Varese, Il presidente Vincenzi ribadisce il sì dei Sindaci sul bilancio

Il presidente Gunnar Vincenzi

Il presidente Gunnar Vincenzi

E’ polemica sul parere dell’Assemblea dei Sindaci rispetto al bilancio preventivo di Villa Recalcati. E mentre le minoranze convocano una conferenza stampa che si annuncia infuocata per domani, il presidente Nicola Gunnar Vincenzi prende la parola.

«Sono stupito delle notizie apparse sulla stampa relative all’Assemblea dei sindaci di ieri sera che hanno ripreso esclusivamente la posizione delle minoranze. La legge Delrio parla chiaro: per esprimere il parere – obbligatorio, ma non vincolante – al Bilancio, è necessario che partecipino al voto almeno un terzo dei Sindaci, che rappresentino la  maggioranza  della popolazione complessivamente residente (art.1, comma 55 L56/2014). Ieri sera hanno partecipato al voto 122 sindaci su 139 e che rappresentavano il 95,27% della popolazione. Quorum quindi ampiamenti centrati.

Risultato: 63 Sindaci a favore, 8 astenuti e 51 contrari. Il parere è quindi favorevole. La polemica secondo la quale i 51 Sindaci che hanno votato no, rappresentano lo 0,63% in più rispetto ai favorevoli, fa parte della dialettica politica, che rispetto, ma nella quale non voglio assolutamente entrare. Dico solo che in sede di presentazione e di votazione nessun Sindaco, che ha votato contro, ha contestato l’impianto e le voci di bilancio.

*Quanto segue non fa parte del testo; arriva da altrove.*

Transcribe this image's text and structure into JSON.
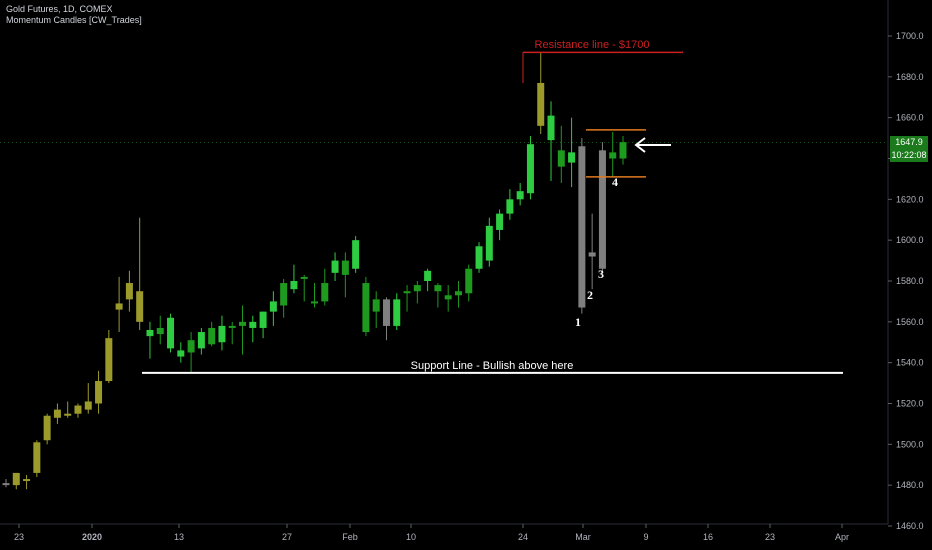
{
  "header": {
    "symbol_line": "Gold Futures, 1D, COMEX",
    "indicator_line": "Momentum Candles [CW_Trades]"
  },
  "price_axis": {
    "ticks": [
      "1700.0",
      "1680.0",
      "1660.0",
      "1640.0",
      "1620.0",
      "1600.0",
      "1580.0",
      "1560.0",
      "1540.0",
      "1520.0",
      "1500.0",
      "1480.0",
      "1460.0"
    ]
  },
  "last_price": {
    "value": "1647.9",
    "countdown": "10:22:08"
  },
  "time_axis": {
    "ticks": [
      "23",
      "2020",
      "13",
      "27",
      "Feb",
      "10",
      "24",
      "Mar",
      "9",
      "16",
      "23",
      "Apr"
    ]
  },
  "colors": {
    "bull": "#2ecc40",
    "bull_dark": "#1e9a1e",
    "bear": "#9c9a2a",
    "neutral": "#808080",
    "resistance": "#cc1f1f",
    "support": "#ffffff",
    "range": "#e07a1f",
    "grid_text": "#b2b5be"
  },
  "annotations": {
    "resistance_label": "Resistance line - $1700",
    "support_label": "Support Line - Bullish above here",
    "numbers": [
      "1",
      "2",
      "3",
      "4"
    ]
  },
  "chart_data": {
    "type": "candlestick",
    "title": "Gold Futures, 1D, COMEX",
    "ylim": [
      1455,
      1715
    ],
    "y_unit": "USD",
    "candles": [
      {
        "date": "2019-12-18",
        "open": 1481,
        "high": 1483,
        "low": 1479,
        "close": 1481,
        "color": "neutral"
      },
      {
        "date": "2019-12-19",
        "open": 1480,
        "high": 1486,
        "low": 1478,
        "close": 1486,
        "color": "bear"
      },
      {
        "date": "2019-12-20",
        "open": 1483,
        "high": 1485,
        "low": 1478,
        "close": 1483,
        "color": "bear"
      },
      {
        "date": "2019-12-23",
        "open": 1486,
        "high": 1502,
        "low": 1484,
        "close": 1501,
        "color": "bear"
      },
      {
        "date": "2019-12-24",
        "open": 1502,
        "high": 1515,
        "low": 1500,
        "close": 1514,
        "color": "bear"
      },
      {
        "date": "2019-12-26",
        "open": 1513,
        "high": 1520,
        "low": 1510,
        "close": 1517,
        "color": "bear"
      },
      {
        "date": "2019-12-27",
        "open": 1514,
        "high": 1521,
        "low": 1513,
        "close": 1515,
        "color": "bear"
      },
      {
        "date": "2019-12-30",
        "open": 1515,
        "high": 1520,
        "low": 1513,
        "close": 1519,
        "color": "bear"
      },
      {
        "date": "2019-12-31",
        "open": 1517,
        "high": 1530,
        "low": 1515,
        "close": 1521,
        "color": "bear"
      },
      {
        "date": "2020-01-02",
        "open": 1520,
        "high": 1536,
        "low": 1515,
        "close": 1531,
        "color": "bear"
      },
      {
        "date": "2020-01-03",
        "open": 1531,
        "high": 1556,
        "low": 1530,
        "close": 1552,
        "color": "bear"
      },
      {
        "date": "2020-01-06",
        "open": 1566,
        "high": 1582,
        "low": 1555,
        "close": 1569,
        "color": "bear"
      },
      {
        "date": "2020-01-07",
        "open": 1571,
        "high": 1585,
        "low": 1565,
        "close": 1579,
        "color": "bear"
      },
      {
        "date": "2020-01-08",
        "open": 1575,
        "high": 1611,
        "low": 1556,
        "close": 1560,
        "color": "bear"
      },
      {
        "date": "2020-01-09",
        "open": 1556,
        "high": 1560,
        "low": 1542,
        "close": 1553,
        "color": "bull"
      },
      {
        "date": "2020-01-10",
        "open": 1554,
        "high": 1563,
        "low": 1549,
        "close": 1557,
        "color": "bull_dark"
      },
      {
        "date": "2020-01-13",
        "open": 1562,
        "high": 1564,
        "low": 1545,
        "close": 1547,
        "color": "bull"
      },
      {
        "date": "2020-01-14",
        "open": 1546,
        "high": 1550,
        "low": 1540,
        "close": 1543,
        "color": "bull"
      },
      {
        "date": "2020-01-15",
        "open": 1545,
        "high": 1555,
        "low": 1535,
        "close": 1551,
        "color": "bull_dark"
      },
      {
        "date": "2020-01-16",
        "open": 1547,
        "high": 1557,
        "low": 1544,
        "close": 1555,
        "color": "bull"
      },
      {
        "date": "2020-01-17",
        "open": 1557,
        "high": 1560,
        "low": 1548,
        "close": 1549,
        "color": "bull_dark"
      },
      {
        "date": "2020-01-21",
        "open": 1550,
        "high": 1563,
        "low": 1546,
        "close": 1558,
        "color": "bull"
      },
      {
        "date": "2020-01-22",
        "open": 1558,
        "high": 1560,
        "low": 1549,
        "close": 1557,
        "color": "bull_dark"
      },
      {
        "date": "2020-01-23",
        "open": 1558,
        "high": 1568,
        "low": 1544,
        "close": 1560,
        "color": "bull_dark"
      },
      {
        "date": "2020-01-24",
        "open": 1560,
        "high": 1563,
        "low": 1550,
        "close": 1557,
        "color": "bull"
      },
      {
        "date": "2020-01-27",
        "open": 1557,
        "high": 1565,
        "low": 1552,
        "close": 1565,
        "color": "bull"
      },
      {
        "date": "2020-01-28",
        "open": 1565,
        "high": 1575,
        "low": 1558,
        "close": 1570,
        "color": "bull"
      },
      {
        "date": "2020-01-29",
        "open": 1568,
        "high": 1581,
        "low": 1562,
        "close": 1579,
        "color": "bull_dark"
      },
      {
        "date": "2020-01-30",
        "open": 1576,
        "high": 1588,
        "low": 1574,
        "close": 1580,
        "color": "bull"
      },
      {
        "date": "2020-01-31",
        "open": 1582,
        "high": 1583,
        "low": 1570,
        "close": 1581,
        "color": "bull_dark"
      },
      {
        "date": "2020-02-03",
        "open": 1570,
        "high": 1579,
        "low": 1567,
        "close": 1569,
        "color": "bull_dark"
      },
      {
        "date": "2020-02-04",
        "open": 1570,
        "high": 1586,
        "low": 1568,
        "close": 1579,
        "color": "bull_dark"
      },
      {
        "date": "2020-02-05",
        "open": 1584,
        "high": 1594,
        "low": 1580,
        "close": 1590,
        "color": "bull"
      },
      {
        "date": "2020-02-06",
        "open": 1583,
        "high": 1594,
        "low": 1572,
        "close": 1590,
        "color": "bull_dark"
      },
      {
        "date": "2020-02-07",
        "open": 1586,
        "high": 1602,
        "low": 1584,
        "close": 1600,
        "color": "bull"
      },
      {
        "date": "2020-02-10",
        "open": 1579,
        "high": 1582,
        "low": 1553,
        "close": 1555,
        "color": "bull_dark"
      },
      {
        "date": "2020-02-11",
        "open": 1571,
        "high": 1575,
        "low": 1557,
        "close": 1565,
        "color": "bull_dark"
      },
      {
        "date": "2020-02-12",
        "open": 1571,
        "high": 1572,
        "low": 1551,
        "close": 1558,
        "color": "neutral"
      },
      {
        "date": "2020-02-13",
        "open": 1571,
        "high": 1574,
        "low": 1556,
        "close": 1558,
        "color": "bull"
      },
      {
        "date": "2020-02-14",
        "open": 1574,
        "high": 1578,
        "low": 1565,
        "close": 1575,
        "color": "bull_dark"
      },
      {
        "date": "2020-02-17",
        "open": 1575,
        "high": 1580,
        "low": 1569,
        "close": 1578,
        "color": "bull_dark"
      },
      {
        "date": "2020-02-18",
        "open": 1580,
        "high": 1586,
        "low": 1575,
        "close": 1585,
        "color": "bull"
      },
      {
        "date": "2020-02-19",
        "open": 1575,
        "high": 1579,
        "low": 1567,
        "close": 1578,
        "color": "bull_dark"
      },
      {
        "date": "2020-02-20",
        "open": 1571,
        "high": 1578,
        "low": 1565,
        "close": 1573,
        "color": "bull_dark"
      },
      {
        "date": "2020-02-21",
        "open": 1573,
        "high": 1580,
        "low": 1567,
        "close": 1575,
        "color": "bull_dark"
      },
      {
        "date": "2020-02-24",
        "open": 1574,
        "high": 1588,
        "low": 1570,
        "close": 1586,
        "color": "bull_dark"
      },
      {
        "date": "2020-02-25",
        "open": 1586,
        "high": 1599,
        "low": 1584,
        "close": 1597,
        "color": "bull"
      },
      {
        "date": "2020-02-26",
        "open": 1590,
        "high": 1611,
        "low": 1587,
        "close": 1607,
        "color": "bull"
      },
      {
        "date": "2020-02-27",
        "open": 1605,
        "high": 1615,
        "low": 1600,
        "close": 1613,
        "color": "bull"
      },
      {
        "date": "2020-02-28",
        "open": 1613,
        "high": 1625,
        "low": 1610,
        "close": 1620,
        "color": "bull"
      },
      {
        "date": "2020-03-02",
        "open": 1620,
        "high": 1628,
        "low": 1617,
        "close": 1624,
        "color": "bull"
      },
      {
        "date": "2020-03-03",
        "open": 1623,
        "high": 1651,
        "low": 1620,
        "close": 1647,
        "color": "bull"
      },
      {
        "date": "2020-03-04",
        "open": 1656,
        "high": 1692,
        "low": 1652,
        "close": 1677,
        "color": "bear"
      },
      {
        "date": "2020-03-05",
        "open": 1661,
        "high": 1668,
        "low": 1629,
        "close": 1649,
        "color": "bull"
      },
      {
        "date": "2020-03-06",
        "open": 1636,
        "high": 1656,
        "low": 1628,
        "close": 1644,
        "color": "bull_dark"
      },
      {
        "date": "2020-03-09",
        "open": 1638,
        "high": 1660,
        "low": 1626,
        "close": 1643,
        "color": "bull"
      },
      {
        "date": "2020-03-10",
        "open": 1646,
        "high": 1650,
        "low": 1564,
        "close": 1567,
        "color": "neutral"
      },
      {
        "date": "2020-03-11",
        "open": 1594,
        "high": 1613,
        "low": 1576,
        "close": 1592,
        "color": "neutral"
      },
      {
        "date": "2020-03-12",
        "open": 1586,
        "high": 1648,
        "low": 1584,
        "close": 1644,
        "color": "neutral"
      },
      {
        "date": "2020-03-13",
        "open": 1643,
        "high": 1653,
        "low": 1631,
        "close": 1640,
        "color": "bull_dark"
      },
      {
        "date": "2020-03-16",
        "open": 1640,
        "high": 1651,
        "low": 1637,
        "close": 1648,
        "color": "bull_dark"
      }
    ],
    "lines": [
      {
        "name": "resistance",
        "price": 1692,
        "from": "2020-03-04",
        "to": "2020-03-24"
      },
      {
        "name": "support",
        "price": 1535,
        "from": "2020-01-06",
        "to": "2020-04-03"
      },
      {
        "name": "range-top",
        "price": 1654,
        "from": "2020-03-12",
        "to": "2020-03-18"
      },
      {
        "name": "range-bottom",
        "price": 1631,
        "from": "2020-03-12",
        "to": "2020-03-18"
      }
    ],
    "last_price": 1647.9
  }
}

Ciò significa che tutti hanno compreso la scelta coraggiosa e non certo scontata che questa amministrazione ha fatto nel voler evitare a tutti i costi il fallimento, che si sarebbe scaricato su tutti i Comuni e i cittadini. Per questo domani il Consiglio provinciale approverà definitivamente il Bilancio di previsione 2016 e con la delibera mi recherò a Roma presso il Ministero dell’Interno per tentare di salvare la Provincia dal dissesto e far approvare il Piano di rientro decennale.

Lo farò a nome di tutti i Sindaci, senza distinzioni di parti o di partiti. In questi due anni la mia amministrazione, a costo di sacrifici enormi, ha già ridotto di 10 milioni di euro il debito che mi sono trovato sulla scrivania e che, come tutti ben sanno, abbiamo ereditato dalla gestione precedente».